L'abondance des animaux ne provient pas uniquement des patrouilles anti-braconnage. Des lois strictes sur la protection de la faune interdisent la chasse, l’exploitation forestière et la vente de produits forestiers. Et depuis les années 1990, le gouvernement a proposé un programme de réinstallation volontaire aux groupes tribaux vivant dans le parc. Les personnes souhaitant se déplacer se voient attribuer une maison, un hectare de terrain et un accès aux installations de soins de santé et aux écoles qui ne sont pas disponibles dans le parc.

«Les relocalisations doivent être volontaires, elles doivent être motivées et il ne doit y avoir aucun élément de force», dit Karanth. «S'ils sont mal faits, ils donnent une mauvaise réputation à la conservation et personne n'est heureux. Mais s'ils sont bien faits, c'est une situation gagnant-gagnant pour les personnes et la faune. »

En plus de son travail novateur sur le terrain, Karanth a passé d'innombrables heures à mener des batailles juridiques pour protéger l'habitat du tigre contre le développement. «Pour moi, le vrai problème est ce paysage avec environ dix millions de personnes et un taux de croissance économique soutenu de 10%; si vous pouvez protéger les tigres avec tout cela, cela augure bien pour l'avenir de l'espèce. "

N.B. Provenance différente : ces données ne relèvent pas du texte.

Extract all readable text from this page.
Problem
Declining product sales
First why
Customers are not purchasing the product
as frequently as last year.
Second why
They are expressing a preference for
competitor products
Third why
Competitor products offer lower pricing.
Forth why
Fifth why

Le succès de Karanth a suscité un intérêt généralisé. En 2006, Panthera, une organisation de conservation dédiée à la protection des chats sauvages, s'est associée à WCS pour mettre en œuvre les pratiques de conservation de Karanth sur plusieurs autres sites en Asie. Le projet, connu sous le nom de Tigers Forever, s'inspire du suivi intensif et des patrouilles anti-braconnage rigoureuses de Nagarhole.

L'objectif pour chaque site est d'augmenter de 50% la population du chat d'ici à 2016. Les sites en Thaïlande commencent à afficher des résultats prometteurs, et des programmes en Malaisie, en Indonésie, au Laos et au Myanmar sont en train de démarrer. L'Inde est en train d'adopter l'approche de surveillance intensive de Karanth dans les réserves de tigres du pays. (Cette année, Karanth a remporté le Padma Shri, un prix prestigieux remis par le président de l'Inde.)

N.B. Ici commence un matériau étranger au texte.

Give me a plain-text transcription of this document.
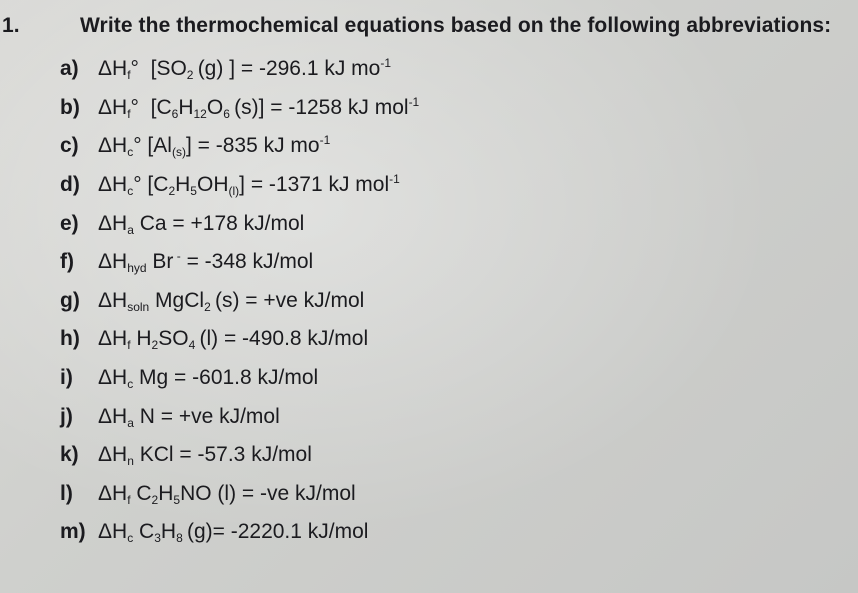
1.	Write the thermochemical equations based on the following abbreviations:
a) $\Delta H_f^\circ$  [$SO_2$ (g) ] = -296.1 kJ $mo^{-1}$
b) $\Delta H_f^\circ$  [$C_6H_{12}O_6$ (s)] = -1258 kJ mol$^{-1}$
c) $\Delta H_c^\circ$ $[Al_{(s)}] = -835$ kJ $mo^{-1}$
d) $\Delta H_c^\circ$ $[C_2H_5OH_{(l)}] = -1371$ kJ mol$^{-1}$
e) $\Delta H_a$ Ca = +178 kJ/mol
f)	$\Delta H_{hyd}$ Br - = -348 kJ/mol
g) $\Delta H_{soln}$ MgCl$_2$ (s) = +ve kJ/mol
h) $\Delta H_f$ $H_2SO_4$ (l) = -490.8 kJ/mol
i)	$\Delta H_c$ Mg = -601.8 kJ/mol
j)	$\Delta H_a$ N = +ve kJ/mol
k) $\Delta H_n$ KCl = -57.3 kJ/mol
l)	$\Delta H_f$ $C_2H_5NO$ (l) = -ve kJ/mol
m) $\Delta H_c$ $C_3H_8$ (g)= -2220.1 kJ/mol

Dans les forêts du sud-ouest de l'Inde, l'avenir du tigre semble prometteur. Au détour d'un virage en passant par Nagarhole, nous rencontrons deux taureaux gaurs qui s'affrontent au milieu de la route. Les animaux se tiennent debout, les pattes bien plantées et les montagnes d'un brun vermeil reniflant sous le soleil de la fin de l'après-midi.

Le plus jeune des deux taureaux tente d’affirmer sa domination en exhibant une large bosse d’épaule dominant le mâle plus âgé. En de rares occasions, les taureaux gaurs verront leurs cornes remporter de féroces batailles territoriales, une scène représentée sur chaque canette du célèbre boisson énergisante Red Bull. Pour le moment, les énormes créatures encerclent et se pavanent.

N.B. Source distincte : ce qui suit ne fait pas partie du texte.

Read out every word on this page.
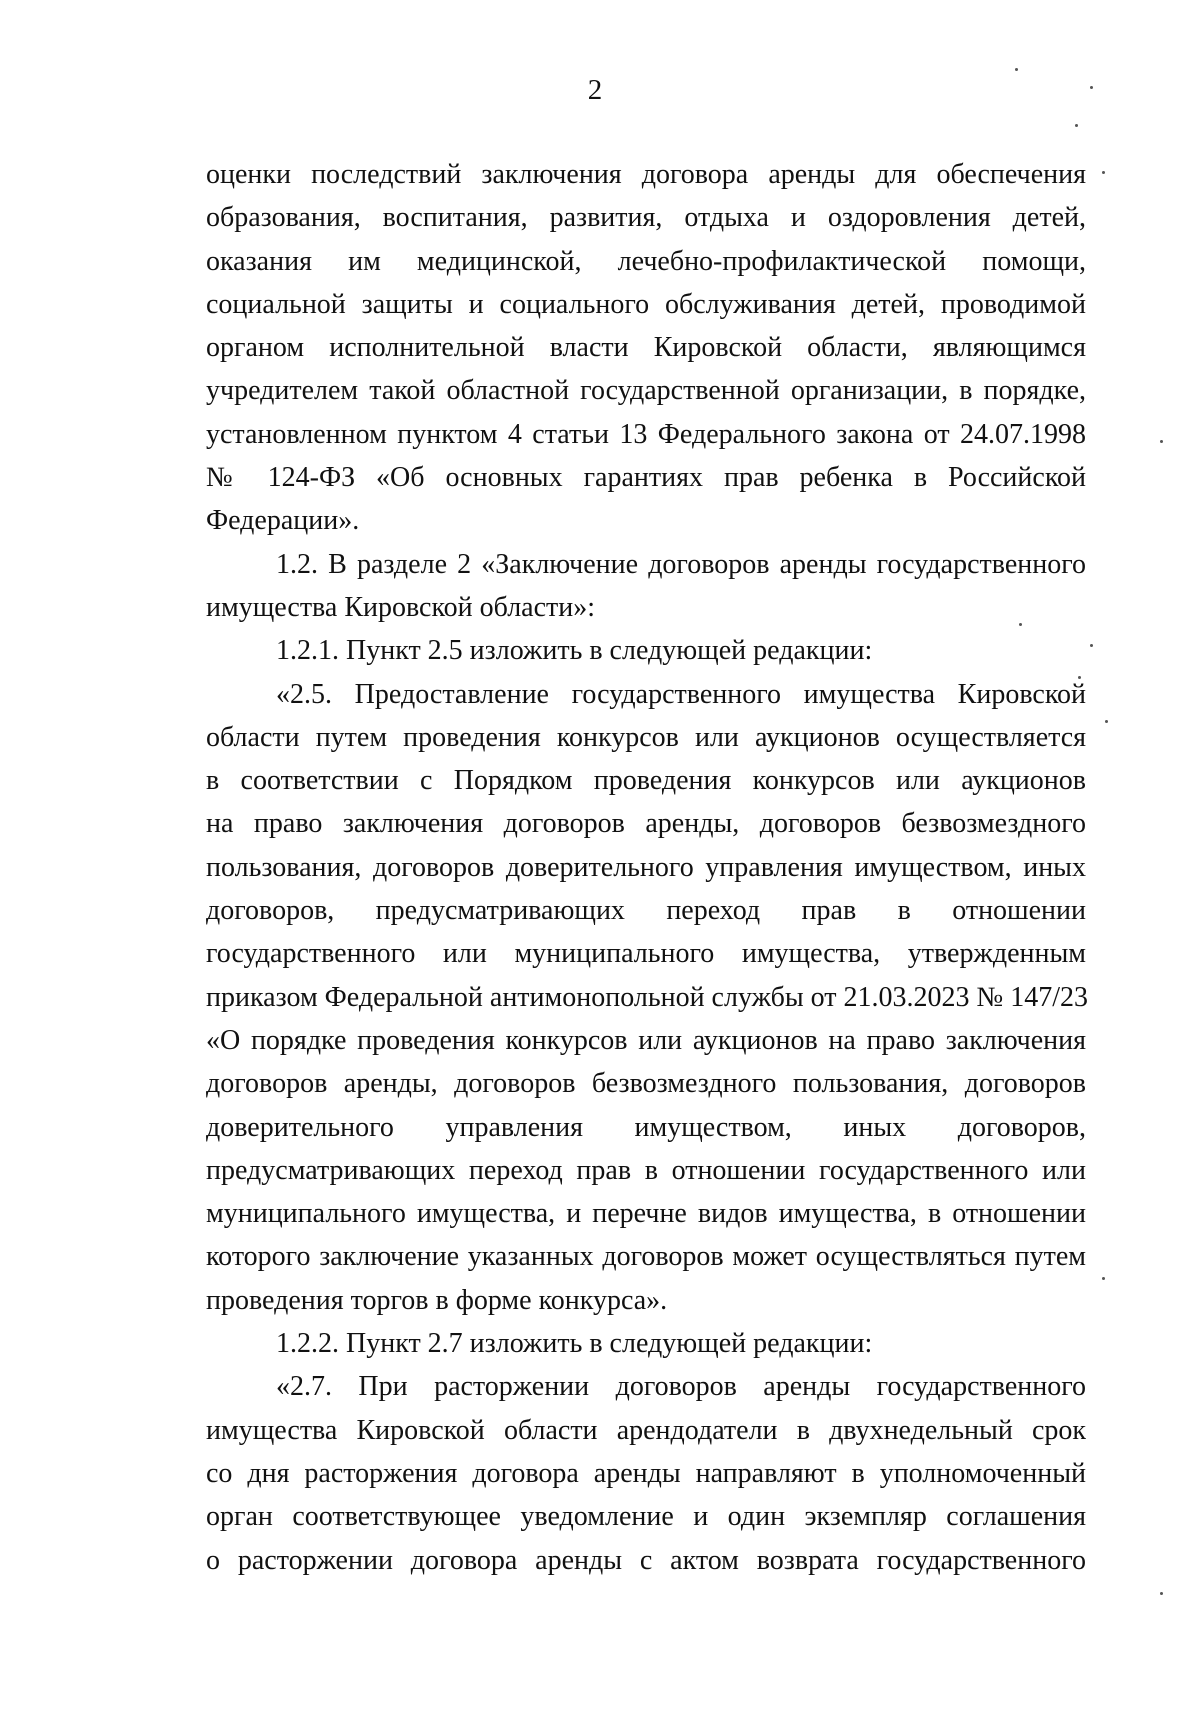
2
оценки последствий заключения договора аренды для обеспечения
образования, воспитания, развития, отдыха и оздоровления детей,
оказания им медицинской, лечебно-профилактической помощи,
социальной защиты и социального обслуживания детей, проводимой
органом исполнительной власти Кировской области, являющимся
учредителем такой областной государственной организации, в порядке,
установленном пунктом 4 статьи 13 Федерального закона от 24.07.1998
№ 124-ФЗ «Об основных гарантиях прав ребенка в Российской
Федерации».
1.2. В разделе 2 «Заключение договоров аренды государственного
имущества Кировской области»:
1.2.1. Пункт 2.5 изложить в следующей редакции:
«2.5. Предоставление государственного имущества Кировской
области путем проведения конкурсов или аукционов осуществляется
в соответствии с Порядком проведения конкурсов или аукционов
на право заключения договоров аренды, договоров безвозмездного
пользования, договоров доверительного управления имуществом, иных
договоров, предусматривающих переход прав в отношении
государственного или муниципального имущества, утвержденным
приказом Федеральной антимонопольной службы от 21.03.2023 № 147/23
«О порядке проведения конкурсов или аукционов на право заключения
договоров аренды, договоров безвозмездного пользования, договоров
доверительного управления имуществом, иных договоров,
предусматривающих переход прав в отношении государственного или
муниципального имущества, и перечне видов имущества, в отношении
которого заключение указанных договоров может осуществляться путем
проведения торгов в форме конкурса».
1.2.2. Пункт 2.7 изложить в следующей редакции:
«2.7. При расторжении договоров аренды государственного
имущества Кировской области арендодатели в двухнедельный срок
со дня расторжения договора аренды направляют в уполномоченный
орган соответствующее уведомление и один экземпляр соглашения
о расторжении договора аренды с актом возврата государственного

Un peu plus loin, un troupeau de 50 animaux nourris dans une clairière où se trouvait autrefois un établissement humain. En regardant le cerf - la nourriture d'un an pour un tigre adulte - Karanth ne peut s'empêcher de sourire. «Quand j'étais jeune, il n'y avait pas d'espoir», dit-il. "Aujourd'hui, il y a beaucoup d'espoir."

Phil McKenna a écrit sur le braconnage du Tibet dans le numéro d'octobre 2011. La photographe animalière Kalyan Varma est basée à Bangalore.